3)What should be aware of regarding safety for my family and me? 

Thanks


----------



## b11jes (Nov 16, 2014)

Austin85 said:


> Hey everyone,
> I am moving to Kuwait to work for an oil company. Could you please help me by answering some questions?
> 
> 1) What kind of training do I need regarding culture awareness?
> ...


Austin

Here is an extract from US Embassy message to US citizens registered on STEP

"The Department of State urges U.S. citizens living overseas or planning to travel abroad to enroll in the Smart Traveler Enrollment Program (STEP). When you enroll in STEP, we can keep you up to date with important safety and security announcements. Enrolling will also make it easier for the Embassy to contact you in the event of an emergency. You should remember to keep all of your information in STEP up to date; it is particularly important when you enroll or update your information to include a current phone number and e-mail address.
As the Department of State continues to develop information on potential security threats to U.S. citizens overseas, it shares credible threat information through its Consular Information Program documents, including Travel Warnings, Travel Alerts, Country Specific Information, and Emergency and Security Messages, all of which are available on the Bureau of Consular Affairs website at "

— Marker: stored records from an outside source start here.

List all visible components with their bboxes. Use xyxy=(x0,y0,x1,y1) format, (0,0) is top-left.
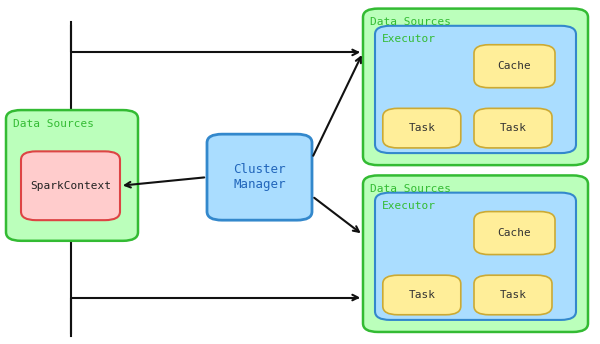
Text: Task: Task xyxy=(499,123,527,133)
FancyBboxPatch shape xyxy=(21,151,120,220)
FancyBboxPatch shape xyxy=(383,108,461,148)
FancyBboxPatch shape xyxy=(474,212,555,255)
FancyBboxPatch shape xyxy=(6,110,138,241)
FancyBboxPatch shape xyxy=(363,175,588,332)
Text: Cache: Cache xyxy=(497,228,532,238)
Text: Data Sources: Data Sources xyxy=(370,17,451,27)
Text: Cluster
Manager: Cluster Manager xyxy=(233,163,286,191)
FancyBboxPatch shape xyxy=(375,193,576,320)
Text: Cache: Cache xyxy=(497,61,532,71)
Text: Data Sources: Data Sources xyxy=(13,119,94,129)
FancyBboxPatch shape xyxy=(207,134,312,220)
FancyBboxPatch shape xyxy=(363,9,588,165)
FancyBboxPatch shape xyxy=(474,275,552,315)
FancyBboxPatch shape xyxy=(375,26,576,153)
FancyBboxPatch shape xyxy=(383,275,461,315)
Text: Executor: Executor xyxy=(382,34,436,44)
Text: SparkContext: SparkContext xyxy=(30,181,111,191)
FancyBboxPatch shape xyxy=(474,108,552,148)
Text: Task: Task xyxy=(409,123,436,133)
Text: Data Sources: Data Sources xyxy=(370,184,451,194)
FancyBboxPatch shape xyxy=(474,45,555,88)
Text: Task: Task xyxy=(409,290,436,300)
Text: Task: Task xyxy=(499,290,527,300)
Text: Executor: Executor xyxy=(382,201,436,211)
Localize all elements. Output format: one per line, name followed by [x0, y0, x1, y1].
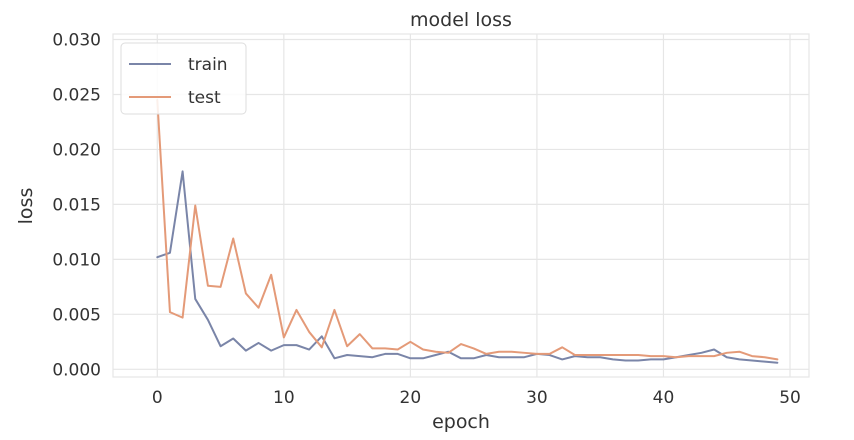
chart-title: model loss	[410, 9, 512, 31]
x-tick-label: 20	[400, 388, 422, 408]
x-tick-label: 40	[653, 388, 675, 408]
legend-box	[121, 43, 246, 114]
y-tick-label: 0.030	[52, 30, 101, 50]
x-tick-label: 10	[273, 388, 295, 408]
x-axis-label: epoch	[432, 411, 490, 433]
y-tick-label: 0.010	[52, 250, 101, 270]
y-tick-label: 0.005	[52, 305, 101, 325]
y-tick-label: 0.015	[52, 195, 101, 215]
legend-label-test: test	[188, 88, 221, 108]
x-tick-label: 30	[526, 388, 548, 408]
y-axis-label: loss	[15, 188, 37, 225]
legend-label-train: train	[188, 55, 228, 75]
y-tick-label: 0.020	[52, 140, 101, 160]
y-tick-label: 0.025	[52, 85, 101, 105]
legend: train test	[121, 43, 246, 114]
y-tick-label: 0.000	[52, 360, 101, 380]
x-tick-label: 0	[152, 388, 163, 408]
x-tick-label: 50	[779, 388, 801, 408]
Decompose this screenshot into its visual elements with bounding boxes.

Can't give you a URL as they are blocked in this message. The embassy are very helpful in giving guidance and you should find a very supportive community in this country. The environment is generally a very dry climate compared to humidity of UAE with Jan/Feb some rain.

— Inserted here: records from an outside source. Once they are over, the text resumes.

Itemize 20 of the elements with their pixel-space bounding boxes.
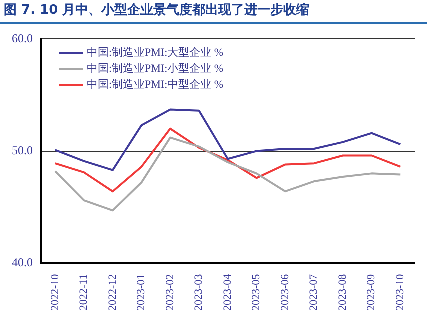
x-tick-label: 2022-11 [78, 274, 90, 311]
x-tick-label: 2023-02 [164, 274, 176, 312]
x-tick-label: 2023-04 [222, 274, 234, 312]
x-tick-label: 2023-10 [394, 274, 407, 312]
x-tick-label: 2023-03 [193, 274, 206, 312]
y-tick-label: 50.0 [12, 143, 33, 158]
legend-label: 中国:制造业PMI:小型企业 % [87, 62, 224, 76]
x-tick-label: 2023-06 [279, 274, 292, 312]
y-tick-label: 60.0 [12, 31, 33, 46]
legend-label: 中国:制造业PMI:中型企业 % [87, 78, 224, 92]
x-tick-label: 2022-10 [49, 274, 62, 312]
x-tick-label: 2023-05 [250, 274, 263, 312]
y-tick-label: 40.0 [12, 255, 33, 270]
legend-label: 中国:制造业PMI:大型企业 % [87, 46, 224, 60]
x-tick-label: 2023-07 [308, 274, 320, 312]
x-tick-label: 2022-12 [106, 274, 119, 312]
x-tick-label: 2023-08 [336, 274, 349, 312]
x-tick-label: 2023-01 [136, 274, 148, 312]
chart-title: 图 7. 10 月中、小型企业景气度都出现了进一步收缩 [0, 0, 427, 24]
x-tick-label: 2023-09 [366, 274, 378, 312]
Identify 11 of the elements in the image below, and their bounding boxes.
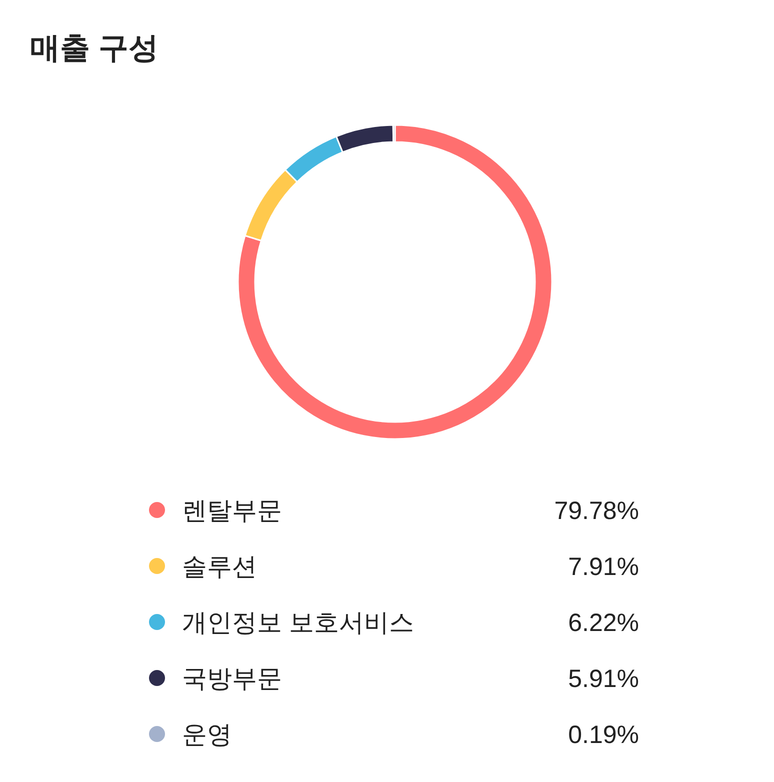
data-label: 6.22% <box>568 609 639 637</box>
data-label: 5.91% <box>568 665 639 693</box>
legend-label: 운영 <box>182 721 232 749</box>
legend-label: 개인정보 보호서비스 <box>182 609 414 637</box>
legend-label: 솔루션 <box>182 553 257 581</box>
chart-title: 매출 구성 <box>30 32 158 65</box>
legend-label: 국방부문 <box>182 665 282 693</box>
data-label: 0.19% <box>568 721 639 749</box>
legend-label: 렌탈부문 <box>182 497 282 525</box>
data-label: 7.91% <box>568 553 639 581</box>
data-label: 79.78% <box>554 497 639 525</box>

Driving can be a shock to start but keep it defensive and non aggressive and you should be fine. Locals are typically friendly but inquisitive. Learn a few basic Arabic greetings and this will go a long way to being accepted. search on livingq8 or livinq8 and there is a decent e-news site to help you.

:welcome:


----------



## Expat_Forever (Nov 19, 2014)

Austin85 said:


> Hey everyone,
> I am moving to Kuwait to work for an oil company. Could you please help me by answering some questions?
> 
> 1) What kind of training do I need regarding culture awareness?
> ...


1)Kuwait is a muslim country, hence the culture is very conservative. Although the women can wear what they like.. but there is a lot of ever-teasing, rapes. Just open the newspaper and read. Expats are often treated as second-class.

2)For education you should be fine, if u send ur kids to a western school. 

3)Its safe in general, but a lot of racism.


----------



## DJ3 (May 27, 2015)

Hi,

I would like to know if anyone can give me about the working condition in Wafra Oil Field? What's average time to reach to Kuwait City?

Appreciate some feedbacks.

Thanks.


----------